The ambulance association took its case to Montpelier earlier this year, prompting a proposal in which a new tax on ambulance services could be used to draw down more federal money, thus ultimately increasing reimbursements.
Legislative action aside, Hazelton wonders what else might be on the horizon in 2017 as a new governor and a new president take office. “Nobody can really tell us what health care is going to look like,” he said.
But that doesn't change the fact that Rescue administrators believe they've outgrown their quarters at Grace Cottage Hospital.
Rescue branched out from its Brattleboro headquarters to take over the Townshend hospital's former ambulance service in 2005. “Grace Cottage has been a great host for more than 10 years, give us living space for our staff and garage space for our equipment there,” Hazelton said.
He said there are some significant drawbacks, though, including a lack of storage, office and ambulance-decontamination space. Currently, “we move ambulances from Townshend to Brattleboro for cleaning,” Hazelton said.
Meanwhile, call volumes continue to increase.
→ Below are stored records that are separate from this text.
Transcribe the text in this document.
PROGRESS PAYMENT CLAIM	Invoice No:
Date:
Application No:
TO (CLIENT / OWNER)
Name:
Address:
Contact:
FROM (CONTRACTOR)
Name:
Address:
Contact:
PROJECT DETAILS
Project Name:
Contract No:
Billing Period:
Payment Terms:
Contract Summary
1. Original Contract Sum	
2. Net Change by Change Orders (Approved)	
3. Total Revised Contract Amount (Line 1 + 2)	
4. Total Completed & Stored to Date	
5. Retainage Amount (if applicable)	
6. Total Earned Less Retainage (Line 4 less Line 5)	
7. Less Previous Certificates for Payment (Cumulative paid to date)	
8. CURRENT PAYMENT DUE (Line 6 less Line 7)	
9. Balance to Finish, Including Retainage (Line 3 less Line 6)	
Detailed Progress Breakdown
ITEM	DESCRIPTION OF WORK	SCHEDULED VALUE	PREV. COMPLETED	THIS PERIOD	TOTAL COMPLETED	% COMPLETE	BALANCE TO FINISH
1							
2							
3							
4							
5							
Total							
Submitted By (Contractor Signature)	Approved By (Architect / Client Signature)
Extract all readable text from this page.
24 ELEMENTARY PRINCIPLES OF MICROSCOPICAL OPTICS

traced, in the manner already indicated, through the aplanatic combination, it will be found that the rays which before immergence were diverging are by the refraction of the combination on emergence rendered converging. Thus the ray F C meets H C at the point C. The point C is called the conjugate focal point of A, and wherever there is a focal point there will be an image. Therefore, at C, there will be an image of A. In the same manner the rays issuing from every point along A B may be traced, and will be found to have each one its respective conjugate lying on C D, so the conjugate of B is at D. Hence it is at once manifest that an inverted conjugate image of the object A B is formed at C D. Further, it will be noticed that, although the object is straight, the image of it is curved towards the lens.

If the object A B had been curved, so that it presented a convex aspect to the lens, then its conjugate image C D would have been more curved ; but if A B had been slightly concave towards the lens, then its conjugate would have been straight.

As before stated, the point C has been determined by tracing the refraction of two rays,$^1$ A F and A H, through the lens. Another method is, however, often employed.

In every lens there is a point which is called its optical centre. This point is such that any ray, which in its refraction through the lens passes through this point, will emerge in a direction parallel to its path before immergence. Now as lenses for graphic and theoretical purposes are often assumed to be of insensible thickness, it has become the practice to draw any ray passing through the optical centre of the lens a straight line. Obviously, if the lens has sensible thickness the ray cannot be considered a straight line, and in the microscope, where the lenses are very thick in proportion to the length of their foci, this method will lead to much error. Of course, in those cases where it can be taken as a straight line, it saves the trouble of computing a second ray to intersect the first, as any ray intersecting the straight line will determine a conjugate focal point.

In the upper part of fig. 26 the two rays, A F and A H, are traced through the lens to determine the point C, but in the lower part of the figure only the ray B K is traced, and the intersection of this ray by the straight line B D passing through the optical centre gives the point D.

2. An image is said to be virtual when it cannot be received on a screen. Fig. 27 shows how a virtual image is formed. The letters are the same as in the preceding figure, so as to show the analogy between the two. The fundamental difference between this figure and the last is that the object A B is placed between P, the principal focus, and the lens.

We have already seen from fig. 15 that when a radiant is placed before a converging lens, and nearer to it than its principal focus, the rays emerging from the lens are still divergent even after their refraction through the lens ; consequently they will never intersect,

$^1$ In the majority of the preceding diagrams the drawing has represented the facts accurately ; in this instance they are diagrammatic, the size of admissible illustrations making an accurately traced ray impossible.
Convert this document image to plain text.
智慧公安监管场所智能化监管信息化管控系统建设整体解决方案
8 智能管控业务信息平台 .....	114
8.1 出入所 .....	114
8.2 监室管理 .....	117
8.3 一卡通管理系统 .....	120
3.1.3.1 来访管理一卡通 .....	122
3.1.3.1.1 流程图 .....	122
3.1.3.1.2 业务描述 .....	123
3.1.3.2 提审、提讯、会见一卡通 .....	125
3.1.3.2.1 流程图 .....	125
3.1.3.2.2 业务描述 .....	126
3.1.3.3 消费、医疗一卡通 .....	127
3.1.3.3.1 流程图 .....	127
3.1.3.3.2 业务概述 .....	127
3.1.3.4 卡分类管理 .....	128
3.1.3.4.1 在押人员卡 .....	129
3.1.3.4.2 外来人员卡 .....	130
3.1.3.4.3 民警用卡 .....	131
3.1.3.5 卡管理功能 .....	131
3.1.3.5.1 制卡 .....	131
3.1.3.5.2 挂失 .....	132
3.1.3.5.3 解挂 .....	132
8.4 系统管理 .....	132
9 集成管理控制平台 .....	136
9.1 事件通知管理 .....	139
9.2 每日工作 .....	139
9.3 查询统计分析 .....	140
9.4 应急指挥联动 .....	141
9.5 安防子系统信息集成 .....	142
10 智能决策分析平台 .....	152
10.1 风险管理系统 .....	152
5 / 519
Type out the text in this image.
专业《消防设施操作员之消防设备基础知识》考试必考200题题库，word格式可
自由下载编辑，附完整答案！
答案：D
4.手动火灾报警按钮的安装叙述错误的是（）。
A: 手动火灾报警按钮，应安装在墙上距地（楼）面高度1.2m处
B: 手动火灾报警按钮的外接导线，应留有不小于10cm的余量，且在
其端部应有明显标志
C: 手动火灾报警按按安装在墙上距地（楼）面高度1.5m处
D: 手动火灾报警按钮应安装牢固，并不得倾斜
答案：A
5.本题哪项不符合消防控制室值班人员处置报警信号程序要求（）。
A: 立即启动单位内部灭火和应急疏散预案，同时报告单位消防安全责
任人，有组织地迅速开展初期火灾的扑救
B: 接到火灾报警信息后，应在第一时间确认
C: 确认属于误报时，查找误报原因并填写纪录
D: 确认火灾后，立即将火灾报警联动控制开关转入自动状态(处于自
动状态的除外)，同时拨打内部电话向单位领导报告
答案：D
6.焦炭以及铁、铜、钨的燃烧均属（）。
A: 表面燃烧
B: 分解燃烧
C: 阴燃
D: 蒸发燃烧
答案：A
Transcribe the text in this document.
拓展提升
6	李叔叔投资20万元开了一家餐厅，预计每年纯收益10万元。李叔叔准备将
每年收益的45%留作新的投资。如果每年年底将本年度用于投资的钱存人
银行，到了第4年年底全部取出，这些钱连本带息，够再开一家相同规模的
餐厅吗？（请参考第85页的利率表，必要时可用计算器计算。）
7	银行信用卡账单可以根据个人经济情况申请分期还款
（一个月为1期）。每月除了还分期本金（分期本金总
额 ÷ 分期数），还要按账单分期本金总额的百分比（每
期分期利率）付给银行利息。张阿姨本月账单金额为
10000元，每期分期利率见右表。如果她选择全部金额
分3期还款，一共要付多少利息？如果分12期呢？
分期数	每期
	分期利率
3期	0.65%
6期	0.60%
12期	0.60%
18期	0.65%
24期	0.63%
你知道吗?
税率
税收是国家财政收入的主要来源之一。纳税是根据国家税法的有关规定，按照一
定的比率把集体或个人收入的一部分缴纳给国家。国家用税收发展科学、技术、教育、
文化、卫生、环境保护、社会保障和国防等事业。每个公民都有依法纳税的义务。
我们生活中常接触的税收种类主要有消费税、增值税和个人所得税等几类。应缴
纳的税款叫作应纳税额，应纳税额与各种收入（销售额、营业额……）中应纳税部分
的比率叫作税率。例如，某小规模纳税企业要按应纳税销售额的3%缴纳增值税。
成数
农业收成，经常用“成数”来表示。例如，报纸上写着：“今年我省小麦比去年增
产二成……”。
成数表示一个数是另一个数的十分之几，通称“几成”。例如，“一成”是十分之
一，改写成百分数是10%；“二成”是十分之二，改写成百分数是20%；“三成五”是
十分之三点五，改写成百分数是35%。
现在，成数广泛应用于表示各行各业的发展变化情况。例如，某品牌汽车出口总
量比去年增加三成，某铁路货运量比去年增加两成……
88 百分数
Hazelton summed up the issue in permitting documents: “Our current location ... does not provide us with the necessary space to operate a modern EMS system.”
Rescue Inc. last year acquired a vacant, 2.36-acre parcel on Route 30 in West Townshend, not far from the West Townshend Country Store. The ambulance service is seeking a state Act 250 land-use permit for an approximately 4,500-square-foot building with parking; indoor vehicle storage; office and staff space; and cleaning facilities.
Rather than finding an existing building, “looking long-term, we decided it would make sense for us to build a facility that we can operate more efficiently out of,” Hazelton said.
In terms of driving distance, the new building will be about five miles from Grace Cottage Hospital. But Hazelton said it's the right spot for Rescue.
“We looked at the coverage area that we currently serve in the West River Valley,” he said. “We found the center of it, which is about West Townshend.”
The new location allows quick access to the region's major throughway as well as access to a fiber-optic line, which Hazelton said is essential to modern medical record-keeping.
Perhaps most importantly, the West Townshend headquarters will allow space for more staff.
“We anticipate, in the relatively near future, increasing our [West River Valley] staffing from where we're at now, with two providers up there, to four, so that we have two staffed ambulances,” Hazelton said.
That will cut down on the need for Rescue to send backup ambulances from the main station in Brattleboro to Townshend, he added.
Grace Cottage Hospital will be losing its direct, physical connection to Rescue Inc. - a connection Grace Cottage Chief Executive Officer Roger Allbee said has been beneficial in many ways.
In addition to instant responses from Rescue's on-site medics, Allbee said it is also “really about integrating their team with our team. There's some mutual training going on. So having them at a distance will be a change.”
At the same time, Allbee expects a continued relationship between the two entities and said he supports Rescue's growth.
Rescue Inc. administrators are hoping to complete the permitting process and start construction on the West Townshend station later this year, but Allbee said he has informed Hazelton that, “we want you here as long as you want to be here.”
Finishing the project will depend on successfully raising money. Hazelton said Rescue is seeking grant funding and also is putting together an intensive capital campaign to cover the building's costs.
“We're committed to making this work for the citizens,” he said. “We're going to provide the service, and we believe we've got the support of the communities.”
The new station's host community already has thrown its support behind Rescue's plans, with the Townshend Selectboard penning a letter calling the ambulance service's permanent presence a “critical necessity.”
“We in Townshend can think of no better way to guarantee that the citizens of the West River Valley will continue to receive quality emergency medical services than by permitting, endorsing and financially supporting Rescue Inc.'s plans to build a new facility in West Townshend,” the letter says.